On Mon, 2021-02-08 at 18:49 +0800, lixiaokeng wrote:
> 
> 
> On 2021/2/8 17:50, Martin Wilck wrote:
> > On Mon, 2021-02-08 at 15:41 +0800, lixiaokeng wrote:
> > > 
> > > Hi Martin,
> > > 
> > > There is a _cleanup_ in device_new_from_nulstr. If uevent_thr
> > > exit in
> > > device_new_from_nulstr and some keys is not be append to
> > > sd_device,
> > > the _cleanup_ will be called, which leads to multipathd crashes
> > > with
> > > the stack.
> > > 
> > > When I use your advice,
> > > 
> > > 
> > > On 2021/1/26 16:34, Martin Wilck wrote:
> > > >     int oldstate;
> > > > 
> > > >     pthread_setcancelstate(PTHREAD_CANCEL_DISABLE, &oldstate);
> > > > 
> > > >     udev_monitor_receive_device(...)
> > > > 
> > > >     pthread_setcancelstate(oldstate, NULL);
> > > >     pthread_testcancel();
> > > 
> > > this coredump does not seem to appear anymore (several hours with
> > > test scripts).
> > 
> > Thanks for your continued hard work on this, but I can't follow
> > you. In
> > this post:
> > 
> > https://listman.redhat.com/archives/dm-devel/2021-January/msg00396.html
> > 
> > you said that this advice did _not_ help. Please clarify.
> > 
> 
> Hi Martin,
> At that time, I did not know how the crash occurred in the systemd
> interface.
> There were still some crashes with pthread_testcancel(), for example
> #0  0x0000ffffb6118f4c in aarch64_fallback_frame_state
> (context=0xffffb523f200, context=0xffffb523f200, fs=0xffffb523e700)
> at ./md-unwind-support.h:74
> #1  uw_frame_state_for (context=context at entry=0xffffb523f200, 
> fs=fs at entry=0xffffb523e700) at ../../../libgcc/unwind-dw2.c:1257
> #2  0x0000ffffb6119ef4 in _Unwind_ForcedUnwind_Phase2
> (exc=exc at entry=0xffffb52403b0, context=context at entry=0xffffb523f200)
> at ../../../libgcc/unwind.inc:155
> #3  0x0000ffffb611a284 in _Unwind_ForcedUnwind (exc=0xffffb52403b0, 
> stop=stop at entry=0xffffb64846c0 <unwind_stop>,
> stop_argument=0xffffb523f630) at ../../../libgcc/unwind.inc:207
> #4  0x0000ffffb6484860 in __GI___pthread_unwind (buf=<optimized out>)
> at unwind.c:121
> #5  0x0000ffffb6482d08 in __do_cancel () at pthreadP.h:304
> #6  __GI___pthread_testcancel () at pthread_testcancel.c:26
> #7  0x0000ffffb5c528e8 in ?? ()
> 

I still don't fully understand. Above you said "this coredump doesn't
seem to appear any more". Am I understanding correctly that you
observed *other* core dumps instead?

The uw_frame_state_for() stack looks healthy (learned that just
recently from one of our experts in the area). Most probably the actual
crash occured in another thread in this case. It would be intersting to
look at a core dump.

The point of my suggestion was not the pthread_testcancel(), but the
blocking of thread cancellation during udev_monitor_receive_device().

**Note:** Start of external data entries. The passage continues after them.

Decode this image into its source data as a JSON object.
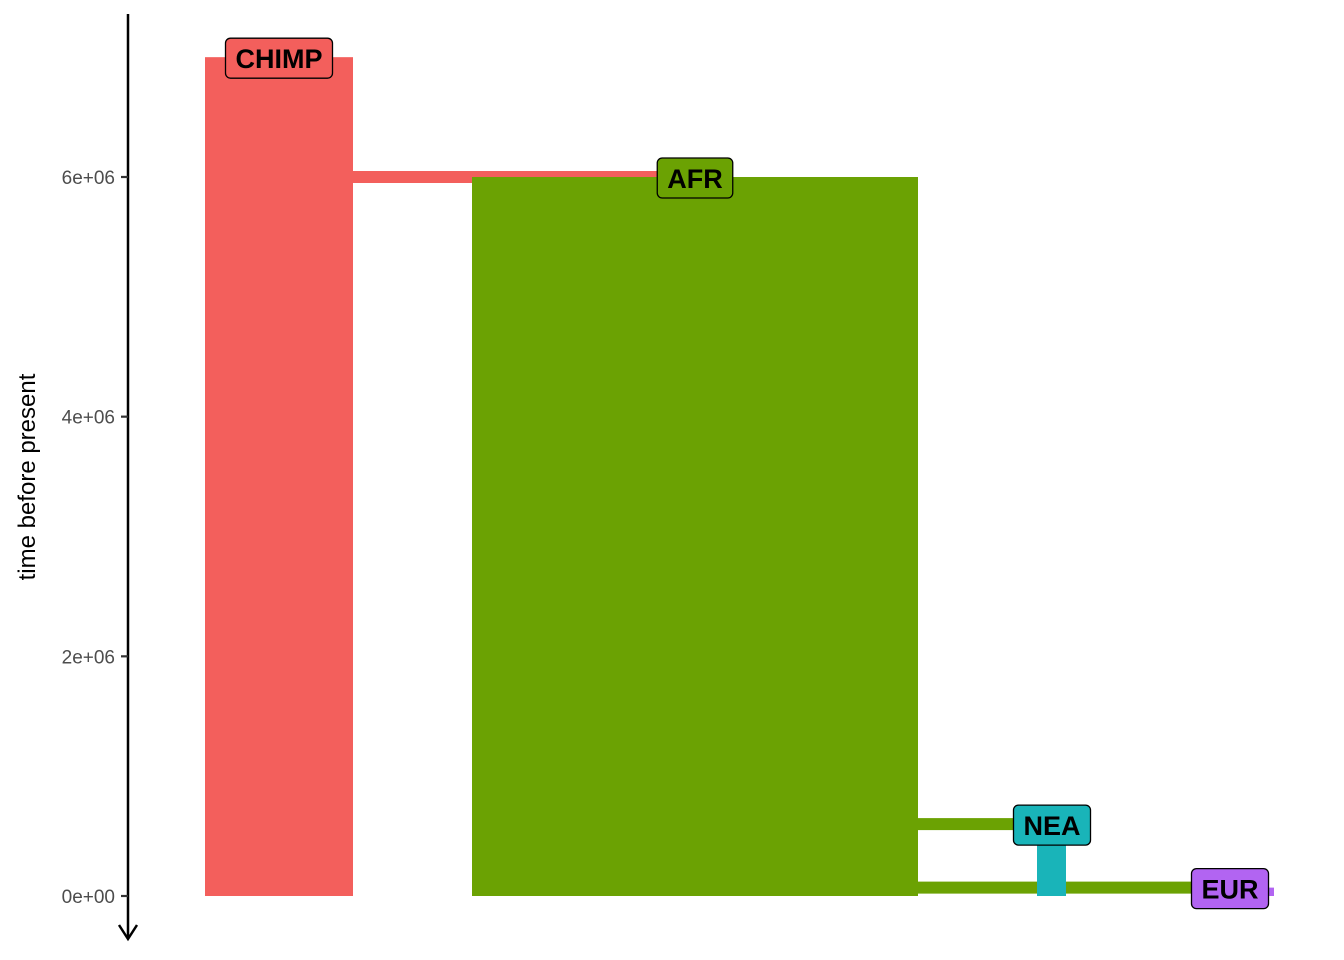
{
  "chart_data": {
    "type": "other",
    "ylabel": "time before present",
    "ylim": [
      0,
      7000000
    ],
    "y_ticks": [
      {
        "value": 0,
        "label": "0e+00"
      },
      {
        "value": 2000000,
        "label": "2e+06"
      },
      {
        "value": 4000000,
        "label": "4e+06"
      },
      {
        "value": 6000000,
        "label": "6e+06"
      }
    ],
    "populations": [
      {
        "name": "CHIMP",
        "color": "#F35F5C",
        "time_start": 7000000,
        "time_end": 0
      },
      {
        "name": "AFR",
        "color": "#6BA203",
        "time_start": 6000000,
        "time_end": 0,
        "parent": "CHIMP",
        "split_time": 6000000
      },
      {
        "name": "NEA",
        "color": "#19B4B9",
        "time_start": 600000,
        "time_end": 0,
        "parent": "AFR",
        "split_time": 600000
      },
      {
        "name": "EUR",
        "color": "#B264F2",
        "time_start": 70000,
        "time_end": 0,
        "parent": "AFR",
        "split_time": 70000
      }
    ],
    "grid": false,
    "legend": "none"
  }
}
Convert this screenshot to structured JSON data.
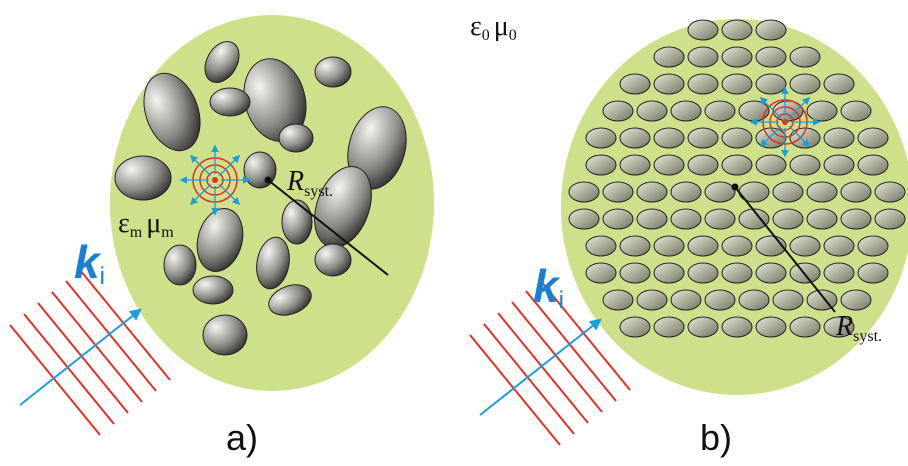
{
  "outer_medium": {
    "eps": "ε",
    "eps_sub": "0",
    "mu": "μ",
    "mu_sub": "0"
  },
  "panels": [
    {
      "label": "a)",
      "medium": {
        "eps": "ε",
        "eps_sub": "m",
        "mu": "μ",
        "mu_sub": "m"
      },
      "radius": {
        "symbol": "R",
        "sub": "syst."
      },
      "wave": {
        "symbol": "k",
        "sub": "i"
      }
    },
    {
      "label": "b)",
      "radius": {
        "symbol": "R",
        "sub": "syst."
      },
      "wave": {
        "symbol": "k",
        "sub": "i"
      }
    }
  ]
}
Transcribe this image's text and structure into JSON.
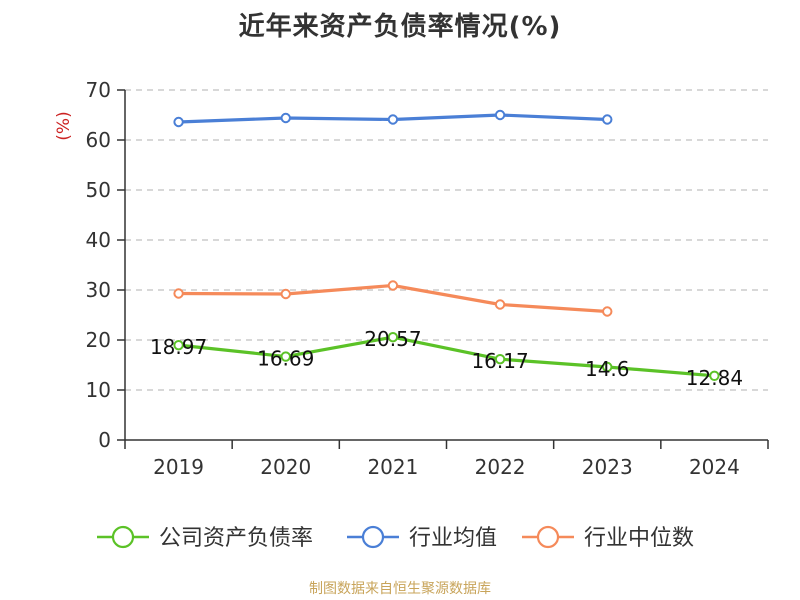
{
  "chart_data": {
    "type": "line",
    "title": "近年来资产负债率情况(%)",
    "ylabel": "(%)",
    "xlabel": "",
    "categories": [
      "2019",
      "2020",
      "2021",
      "2022",
      "2023",
      "2024"
    ],
    "ylim": [
      0,
      70
    ],
    "yticks": [
      0,
      10,
      20,
      30,
      40,
      50,
      60,
      70
    ],
    "grid": true,
    "legend_position": "bottom",
    "series": [
      {
        "name": "公司资产负债率",
        "color": "#5bc227",
        "values": [
          18.97,
          16.69,
          20.57,
          16.17,
          14.6,
          12.84
        ],
        "labels": [
          "18.97",
          "16.69",
          "20.57",
          "16.17",
          "14.6",
          "12.84"
        ]
      },
      {
        "name": "行业均值",
        "color": "#4a7fd6",
        "values": [
          63.6,
          64.4,
          64.1,
          65.0,
          64.1,
          null
        ]
      },
      {
        "name": "行业中位数",
        "color": "#f58a5a",
        "values": [
          29.3,
          29.2,
          30.9,
          27.1,
          25.7,
          null
        ]
      }
    ]
  },
  "source_note": "制图数据来自恒生聚源数据库",
  "colors": {
    "ylabel": "#cc2222",
    "axis": "#333333",
    "grid": "#c0c0c0"
  }
}
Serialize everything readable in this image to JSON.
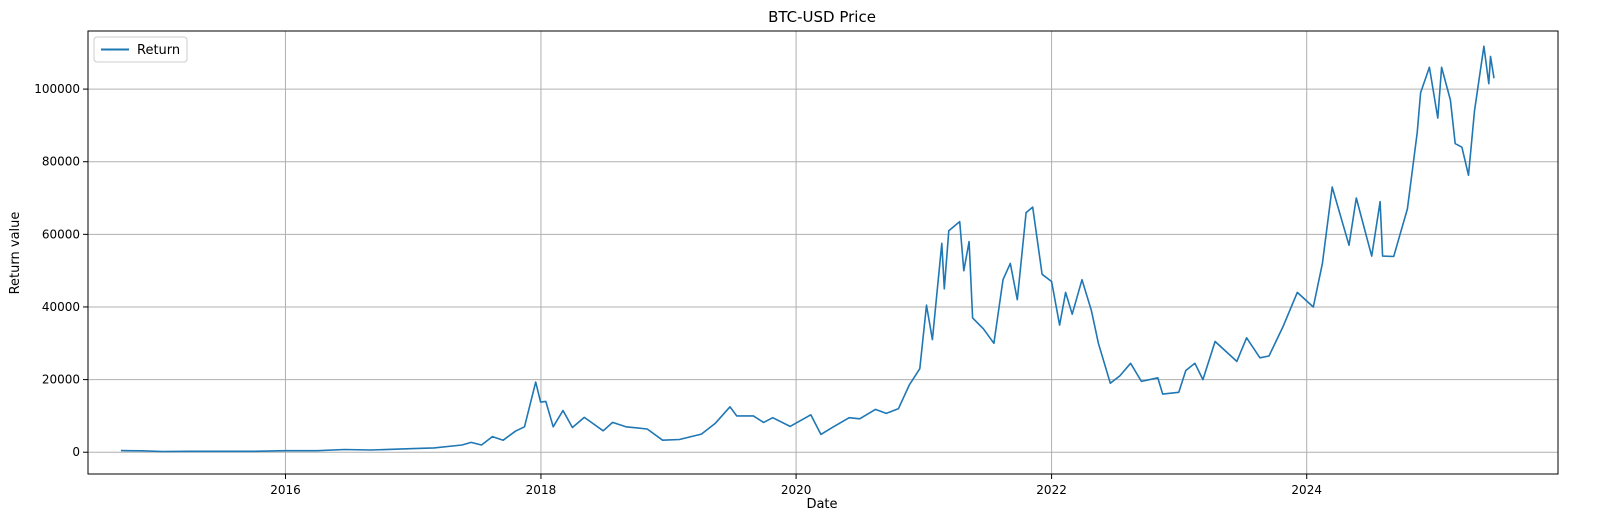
{
  "chart_data": {
    "type": "line",
    "title": "BTC-USD Price",
    "xlabel": "Date",
    "ylabel": "Return value",
    "xlim": [
      "2014-06-15",
      "2025-12-20"
    ],
    "ylim": [
      -6000,
      116000
    ],
    "x_ticks": [
      "2016",
      "2018",
      "2020",
      "2022",
      "2024"
    ],
    "y_ticks": [
      0,
      20000,
      40000,
      60000,
      80000,
      100000
    ],
    "grid": true,
    "legend_position": "top-left",
    "series": [
      {
        "name": "Return",
        "color": "#1f77b4",
        "points": [
          [
            "2014-09-17",
            457
          ],
          [
            "2014-11-15",
            380
          ],
          [
            "2015-01-14",
            200
          ],
          [
            "2015-04-01",
            240
          ],
          [
            "2015-07-01",
            260
          ],
          [
            "2015-10-01",
            240
          ],
          [
            "2016-01-01",
            430
          ],
          [
            "2016-04-01",
            420
          ],
          [
            "2016-06-18",
            760
          ],
          [
            "2016-09-01",
            600
          ],
          [
            "2017-01-01",
            998
          ],
          [
            "2017-03-01",
            1200
          ],
          [
            "2017-05-20",
            2000
          ],
          [
            "2017-06-15",
            2700
          ],
          [
            "2017-07-15",
            2000
          ],
          [
            "2017-08-15",
            4300
          ],
          [
            "2017-09-15",
            3300
          ],
          [
            "2017-10-20",
            5800
          ],
          [
            "2017-11-15",
            7000
          ],
          [
            "2017-12-17",
            19300
          ],
          [
            "2017-12-31",
            13800
          ],
          [
            "2018-01-15",
            14000
          ],
          [
            "2018-02-05",
            7000
          ],
          [
            "2018-03-05",
            11500
          ],
          [
            "2018-04-01",
            6800
          ],
          [
            "2018-05-05",
            9600
          ],
          [
            "2018-06-28",
            5900
          ],
          [
            "2018-07-25",
            8200
          ],
          [
            "2018-09-01",
            7000
          ],
          [
            "2018-11-01",
            6400
          ],
          [
            "2018-12-15",
            3300
          ],
          [
            "2019-02-01",
            3500
          ],
          [
            "2019-04-05",
            5000
          ],
          [
            "2019-05-15",
            8000
          ],
          [
            "2019-06-26",
            12500
          ],
          [
            "2019-07-15",
            10000
          ],
          [
            "2019-09-01",
            10000
          ],
          [
            "2019-09-30",
            8200
          ],
          [
            "2019-10-26",
            9500
          ],
          [
            "2019-12-15",
            7100
          ],
          [
            "2020-02-12",
            10300
          ],
          [
            "2020-03-12",
            4900
          ],
          [
            "2020-04-15",
            6900
          ],
          [
            "2020-06-01",
            9500
          ],
          [
            "2020-07-01",
            9200
          ],
          [
            "2020-08-15",
            11800
          ],
          [
            "2020-09-15",
            10700
          ],
          [
            "2020-10-20",
            12000
          ],
          [
            "2020-11-20",
            18500
          ],
          [
            "2020-12-20",
            23000
          ],
          [
            "2021-01-08",
            40500
          ],
          [
            "2021-01-25",
            31000
          ],
          [
            "2021-02-21",
            57500
          ],
          [
            "2021-02-28",
            45000
          ],
          [
            "2021-03-13",
            61000
          ],
          [
            "2021-04-13",
            63500
          ],
          [
            "2021-04-25",
            50000
          ],
          [
            "2021-05-10",
            58000
          ],
          [
            "2021-05-20",
            37000
          ],
          [
            "2021-06-20",
            34000
          ],
          [
            "2021-07-20",
            30000
          ],
          [
            "2021-08-15",
            47500
          ],
          [
            "2021-09-05",
            52000
          ],
          [
            "2021-09-25",
            42000
          ],
          [
            "2021-10-20",
            66000
          ],
          [
            "2021-11-08",
            67500
          ],
          [
            "2021-12-05",
            49000
          ],
          [
            "2022-01-01",
            47000
          ],
          [
            "2022-01-24",
            35000
          ],
          [
            "2022-02-10",
            44000
          ],
          [
            "2022-03-01",
            38000
          ],
          [
            "2022-03-29",
            47500
          ],
          [
            "2022-04-25",
            39000
          ],
          [
            "2022-05-15",
            30000
          ],
          [
            "2022-06-18",
            19000
          ],
          [
            "2022-07-15",
            21000
          ],
          [
            "2022-08-15",
            24500
          ],
          [
            "2022-09-15",
            19500
          ],
          [
            "2022-11-01",
            20500
          ],
          [
            "2022-11-15",
            16000
          ],
          [
            "2022-12-31",
            16500
          ],
          [
            "2023-01-20",
            22500
          ],
          [
            "2023-02-15",
            24500
          ],
          [
            "2023-03-10",
            20000
          ],
          [
            "2023-04-14",
            30500
          ],
          [
            "2023-06-15",
            25000
          ],
          [
            "2023-07-13",
            31500
          ],
          [
            "2023-08-20",
            26000
          ],
          [
            "2023-09-15",
            26500
          ],
          [
            "2023-10-25",
            34500
          ],
          [
            "2023-12-05",
            44000
          ],
          [
            "2024-01-20",
            40000
          ],
          [
            "2024-02-15",
            52000
          ],
          [
            "2024-03-14",
            73000
          ],
          [
            "2024-05-01",
            57000
          ],
          [
            "2024-05-22",
            70000
          ],
          [
            "2024-07-05",
            54000
          ],
          [
            "2024-07-29",
            69000
          ],
          [
            "2024-08-05",
            54000
          ],
          [
            "2024-09-06",
            53900
          ],
          [
            "2024-10-15",
            67000
          ],
          [
            "2024-11-12",
            88000
          ],
          [
            "2024-11-22",
            99000
          ],
          [
            "2024-12-17",
            106000
          ],
          [
            "2025-01-10",
            92000
          ],
          [
            "2025-01-21",
            106000
          ],
          [
            "2025-02-15",
            97000
          ],
          [
            "2025-03-01",
            85000
          ],
          [
            "2025-03-20",
            84000
          ],
          [
            "2025-04-08",
            76300
          ],
          [
            "2025-04-25",
            94000
          ],
          [
            "2025-05-22",
            111800
          ],
          [
            "2025-06-05",
            101500
          ],
          [
            "2025-06-10",
            109000
          ],
          [
            "2025-06-20",
            103000
          ]
        ]
      }
    ]
  }
}
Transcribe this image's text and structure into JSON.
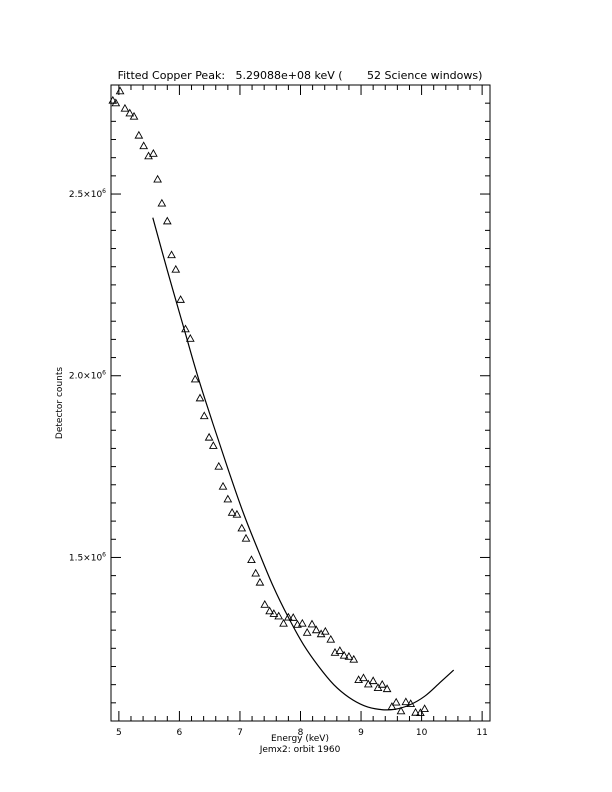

> I thought these crashes might be related to crash in systemd
> interface.
> 
> However, I think these may be independent questions after analyzing
> coredump and discussing with the community. So I test it again.
> ?? and _Unwind_XXX crashes still exist but no crash in
> device_monitor_receive_device.

The "best" solution would probably be to generally disallow
cancellation, and only run pthread_testcancel() at certain points in
the code where we might block (and know that being cancelled would be
safe). That would not only make multipathd safer from crashing, it
would also enable us to remove hundreds of ugly
pthread_cleanup_push()/pop() calls from our code.

Finding all these points would be a challenge though, and if we don't
find them, we risk hanging on exit again, which is bad too, and was
just recently improved.

Regards
Martin